RFI: Depois dos desacordos que houve relativamente à interpretação
da Constituição, voltou-se também a evocar o terno debate sobre a necessidade
-ou não- de alterar a Constituição e de eventualmente mudar de regime. Acha que
de facto é necessário mudar a Constituição?
Carmelita Pires: Tenho alguma legitimidade, porque fiz parte
da equipa convidada pelo Presidente da República para a revisão constitucional.
Eu tive oportunidade de entregar ao Presidente da República a minha opinião
relativamente a esta matéria. É verdade que se não capazes, os nossos
políticos, de cumprir com a Constituição e o regime semipresidencialista, então
que se reveja. Mas rever a Constituição não é em iniciativas pontuais e muito
menos iniciativas que vão copiar a evolução do constitucionalismo português.

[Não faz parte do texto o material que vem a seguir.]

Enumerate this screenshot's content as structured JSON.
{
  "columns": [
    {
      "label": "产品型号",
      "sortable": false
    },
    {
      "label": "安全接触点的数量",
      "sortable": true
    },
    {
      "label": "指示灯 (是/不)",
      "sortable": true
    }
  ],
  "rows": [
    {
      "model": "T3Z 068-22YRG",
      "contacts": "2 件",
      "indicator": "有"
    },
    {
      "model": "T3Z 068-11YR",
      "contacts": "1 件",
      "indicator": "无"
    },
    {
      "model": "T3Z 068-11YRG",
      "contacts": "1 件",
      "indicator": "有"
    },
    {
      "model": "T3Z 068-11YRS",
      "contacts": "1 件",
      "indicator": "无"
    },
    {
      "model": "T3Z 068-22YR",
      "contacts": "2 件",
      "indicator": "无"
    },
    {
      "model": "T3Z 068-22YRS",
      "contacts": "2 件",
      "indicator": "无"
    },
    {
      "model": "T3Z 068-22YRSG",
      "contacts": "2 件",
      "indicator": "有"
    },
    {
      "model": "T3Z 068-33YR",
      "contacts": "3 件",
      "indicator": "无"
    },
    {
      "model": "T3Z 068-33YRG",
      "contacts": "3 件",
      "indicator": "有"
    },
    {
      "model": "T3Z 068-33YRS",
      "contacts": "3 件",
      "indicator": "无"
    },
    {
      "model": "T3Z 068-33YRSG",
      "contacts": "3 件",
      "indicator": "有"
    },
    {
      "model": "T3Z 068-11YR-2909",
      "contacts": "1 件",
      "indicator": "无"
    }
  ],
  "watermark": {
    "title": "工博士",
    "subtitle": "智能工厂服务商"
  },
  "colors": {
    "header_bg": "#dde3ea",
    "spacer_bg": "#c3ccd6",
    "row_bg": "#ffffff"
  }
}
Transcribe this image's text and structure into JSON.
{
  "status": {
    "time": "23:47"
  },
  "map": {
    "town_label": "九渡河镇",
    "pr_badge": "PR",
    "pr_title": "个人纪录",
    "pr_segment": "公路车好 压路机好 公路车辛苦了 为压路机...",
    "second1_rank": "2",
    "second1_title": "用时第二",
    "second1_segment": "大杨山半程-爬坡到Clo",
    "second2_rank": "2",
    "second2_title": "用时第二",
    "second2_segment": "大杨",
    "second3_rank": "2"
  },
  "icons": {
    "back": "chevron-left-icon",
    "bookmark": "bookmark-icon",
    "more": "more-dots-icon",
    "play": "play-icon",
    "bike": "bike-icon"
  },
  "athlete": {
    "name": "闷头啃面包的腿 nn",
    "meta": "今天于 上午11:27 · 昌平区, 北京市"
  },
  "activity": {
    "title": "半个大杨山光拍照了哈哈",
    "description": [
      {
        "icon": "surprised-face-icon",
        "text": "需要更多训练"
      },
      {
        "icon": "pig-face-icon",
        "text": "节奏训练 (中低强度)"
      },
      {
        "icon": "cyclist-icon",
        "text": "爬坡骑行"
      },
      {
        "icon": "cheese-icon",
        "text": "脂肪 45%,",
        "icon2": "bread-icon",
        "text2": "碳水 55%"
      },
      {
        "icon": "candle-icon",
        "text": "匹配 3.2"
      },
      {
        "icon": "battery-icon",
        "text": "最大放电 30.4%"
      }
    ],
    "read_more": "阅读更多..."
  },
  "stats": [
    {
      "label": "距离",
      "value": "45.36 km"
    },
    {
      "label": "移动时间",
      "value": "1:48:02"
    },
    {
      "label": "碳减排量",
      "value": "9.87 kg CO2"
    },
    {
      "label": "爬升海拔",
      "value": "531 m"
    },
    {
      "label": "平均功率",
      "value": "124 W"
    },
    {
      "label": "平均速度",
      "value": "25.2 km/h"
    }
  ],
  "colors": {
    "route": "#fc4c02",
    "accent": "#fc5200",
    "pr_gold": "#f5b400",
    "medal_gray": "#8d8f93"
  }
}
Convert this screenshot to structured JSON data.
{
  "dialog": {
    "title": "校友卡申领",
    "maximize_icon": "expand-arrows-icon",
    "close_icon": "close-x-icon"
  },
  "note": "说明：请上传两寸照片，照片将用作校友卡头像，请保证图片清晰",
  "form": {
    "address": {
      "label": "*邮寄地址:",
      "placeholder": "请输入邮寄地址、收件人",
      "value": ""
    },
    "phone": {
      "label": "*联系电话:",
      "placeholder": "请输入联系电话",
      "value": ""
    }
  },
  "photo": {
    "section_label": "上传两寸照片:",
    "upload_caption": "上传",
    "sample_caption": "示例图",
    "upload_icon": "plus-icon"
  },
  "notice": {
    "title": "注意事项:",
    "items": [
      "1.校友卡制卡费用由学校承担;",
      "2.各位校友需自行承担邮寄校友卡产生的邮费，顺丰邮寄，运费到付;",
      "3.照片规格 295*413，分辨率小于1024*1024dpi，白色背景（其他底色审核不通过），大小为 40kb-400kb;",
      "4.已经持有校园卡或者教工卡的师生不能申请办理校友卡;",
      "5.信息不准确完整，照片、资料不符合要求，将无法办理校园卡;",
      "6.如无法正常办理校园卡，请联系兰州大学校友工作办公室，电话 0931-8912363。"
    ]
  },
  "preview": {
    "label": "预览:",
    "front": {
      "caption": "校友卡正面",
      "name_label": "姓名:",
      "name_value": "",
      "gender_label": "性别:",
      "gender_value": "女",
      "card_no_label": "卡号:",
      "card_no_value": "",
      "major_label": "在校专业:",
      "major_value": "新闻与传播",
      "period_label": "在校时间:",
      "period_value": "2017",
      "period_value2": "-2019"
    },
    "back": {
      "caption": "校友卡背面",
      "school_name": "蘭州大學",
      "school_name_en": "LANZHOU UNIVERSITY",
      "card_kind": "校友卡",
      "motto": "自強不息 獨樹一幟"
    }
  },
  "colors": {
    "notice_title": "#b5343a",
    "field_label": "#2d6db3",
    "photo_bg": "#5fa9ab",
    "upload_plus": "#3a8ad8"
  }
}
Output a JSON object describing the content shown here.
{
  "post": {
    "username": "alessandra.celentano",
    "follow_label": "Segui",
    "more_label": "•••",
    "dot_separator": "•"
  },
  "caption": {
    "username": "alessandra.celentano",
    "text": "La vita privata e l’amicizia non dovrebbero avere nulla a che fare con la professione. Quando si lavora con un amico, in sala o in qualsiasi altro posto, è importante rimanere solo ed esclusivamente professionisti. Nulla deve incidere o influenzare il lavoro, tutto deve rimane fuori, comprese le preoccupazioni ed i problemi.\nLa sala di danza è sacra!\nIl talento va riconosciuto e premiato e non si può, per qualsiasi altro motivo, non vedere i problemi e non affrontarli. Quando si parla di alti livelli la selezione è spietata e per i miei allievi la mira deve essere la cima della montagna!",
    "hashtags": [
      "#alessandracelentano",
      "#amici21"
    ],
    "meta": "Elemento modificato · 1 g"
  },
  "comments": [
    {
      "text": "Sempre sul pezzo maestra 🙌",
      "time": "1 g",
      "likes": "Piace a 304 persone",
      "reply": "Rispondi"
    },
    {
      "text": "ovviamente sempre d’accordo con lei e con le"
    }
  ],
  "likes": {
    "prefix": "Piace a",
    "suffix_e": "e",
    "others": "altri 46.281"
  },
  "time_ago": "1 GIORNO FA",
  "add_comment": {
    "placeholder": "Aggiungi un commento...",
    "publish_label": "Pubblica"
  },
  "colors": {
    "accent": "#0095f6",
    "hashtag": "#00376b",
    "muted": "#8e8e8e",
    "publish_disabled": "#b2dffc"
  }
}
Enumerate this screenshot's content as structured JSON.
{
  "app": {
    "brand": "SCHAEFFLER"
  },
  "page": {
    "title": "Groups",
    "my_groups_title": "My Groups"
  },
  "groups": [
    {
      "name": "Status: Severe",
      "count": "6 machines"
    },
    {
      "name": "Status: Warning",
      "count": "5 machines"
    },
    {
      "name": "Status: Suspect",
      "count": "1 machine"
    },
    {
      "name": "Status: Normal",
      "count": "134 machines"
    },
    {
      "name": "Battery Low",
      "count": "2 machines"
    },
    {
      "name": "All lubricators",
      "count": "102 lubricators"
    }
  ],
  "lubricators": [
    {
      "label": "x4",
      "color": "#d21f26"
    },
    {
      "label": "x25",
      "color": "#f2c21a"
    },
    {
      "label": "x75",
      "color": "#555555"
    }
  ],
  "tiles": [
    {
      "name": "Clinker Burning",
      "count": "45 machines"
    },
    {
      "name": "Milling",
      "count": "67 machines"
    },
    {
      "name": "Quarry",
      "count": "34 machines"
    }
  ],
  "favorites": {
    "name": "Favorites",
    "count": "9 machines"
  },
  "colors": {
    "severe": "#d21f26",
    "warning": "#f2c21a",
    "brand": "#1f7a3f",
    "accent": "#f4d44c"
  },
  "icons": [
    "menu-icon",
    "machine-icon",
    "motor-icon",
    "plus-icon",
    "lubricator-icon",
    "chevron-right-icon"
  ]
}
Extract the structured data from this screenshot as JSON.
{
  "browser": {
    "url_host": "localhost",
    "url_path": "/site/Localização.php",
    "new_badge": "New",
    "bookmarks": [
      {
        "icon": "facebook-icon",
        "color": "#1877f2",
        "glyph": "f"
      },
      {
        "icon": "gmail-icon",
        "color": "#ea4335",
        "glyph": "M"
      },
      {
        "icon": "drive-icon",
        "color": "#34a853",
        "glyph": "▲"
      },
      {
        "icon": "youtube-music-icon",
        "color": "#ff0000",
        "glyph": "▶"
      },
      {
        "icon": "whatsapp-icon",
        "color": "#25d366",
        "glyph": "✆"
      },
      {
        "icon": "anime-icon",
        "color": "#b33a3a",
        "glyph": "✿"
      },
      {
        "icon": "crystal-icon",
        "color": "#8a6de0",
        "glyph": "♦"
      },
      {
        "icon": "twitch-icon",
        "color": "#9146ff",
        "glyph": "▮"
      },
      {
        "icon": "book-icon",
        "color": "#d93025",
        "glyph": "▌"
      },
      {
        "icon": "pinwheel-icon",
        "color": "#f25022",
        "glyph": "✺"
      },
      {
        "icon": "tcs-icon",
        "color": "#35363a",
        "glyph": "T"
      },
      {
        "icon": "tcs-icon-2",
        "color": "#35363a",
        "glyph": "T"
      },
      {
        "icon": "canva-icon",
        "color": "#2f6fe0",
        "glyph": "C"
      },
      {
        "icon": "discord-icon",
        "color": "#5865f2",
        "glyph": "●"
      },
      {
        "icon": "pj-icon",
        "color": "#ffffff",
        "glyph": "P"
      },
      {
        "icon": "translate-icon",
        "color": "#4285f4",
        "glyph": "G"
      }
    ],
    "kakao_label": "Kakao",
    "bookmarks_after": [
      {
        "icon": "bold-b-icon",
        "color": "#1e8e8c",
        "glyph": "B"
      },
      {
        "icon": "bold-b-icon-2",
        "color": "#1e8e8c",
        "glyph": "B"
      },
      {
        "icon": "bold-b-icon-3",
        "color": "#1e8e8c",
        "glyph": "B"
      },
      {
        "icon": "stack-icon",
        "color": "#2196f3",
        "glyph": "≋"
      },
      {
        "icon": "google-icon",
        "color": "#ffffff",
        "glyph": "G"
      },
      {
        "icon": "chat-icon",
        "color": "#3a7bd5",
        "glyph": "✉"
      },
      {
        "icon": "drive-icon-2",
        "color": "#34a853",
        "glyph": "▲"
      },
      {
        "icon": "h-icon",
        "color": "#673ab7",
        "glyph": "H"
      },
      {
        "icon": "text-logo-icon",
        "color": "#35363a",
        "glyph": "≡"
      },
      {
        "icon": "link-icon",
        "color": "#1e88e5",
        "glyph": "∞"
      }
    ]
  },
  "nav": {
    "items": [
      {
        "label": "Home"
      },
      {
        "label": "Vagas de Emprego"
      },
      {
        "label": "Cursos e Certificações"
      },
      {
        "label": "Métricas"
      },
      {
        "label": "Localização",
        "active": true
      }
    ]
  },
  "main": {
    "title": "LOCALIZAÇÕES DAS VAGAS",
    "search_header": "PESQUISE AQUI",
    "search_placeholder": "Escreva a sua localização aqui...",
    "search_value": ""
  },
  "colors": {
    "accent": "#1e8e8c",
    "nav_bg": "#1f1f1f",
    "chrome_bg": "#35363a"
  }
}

Nós somos um país particular, estamos fartos de o comprovar com todas estas
instabilidades, somos uma série de etnias e isto tem que se saber fazer. Há
gente aqui preparada que sabe como orientar isto. Tem que haver um referendo,
tem que haver uma consulta generalizada e minuciosa da população. O órgão
soberano deste país é o povo! Não é como as coisas estavam a ser feitas, quer a
nível da Assembleia, quer a nível da própria iniciativa presidencial que, mais
uma vez, seria -como foi em 1994- de apenas impor ao órgão soberano desta
República uma Constituição. Estamos a fazer 50 anos desde que se proclamou a
República. Há uma maturidade política apesar de não termos escola e de estarmos
há 3 anos com problemas gravíssimos na educação deste país, mas isto implica
que sejamos consultados. Basta uma boa vontade, que os políticos decidam que
"é desta" e há mesmo estabilidade. Vamos observar o que temos e vamos
projectar para algo que seja mais útil e que não seja o "copy, paste"
do regime português ou outro qualquer, que também pode ser o presidencialismo.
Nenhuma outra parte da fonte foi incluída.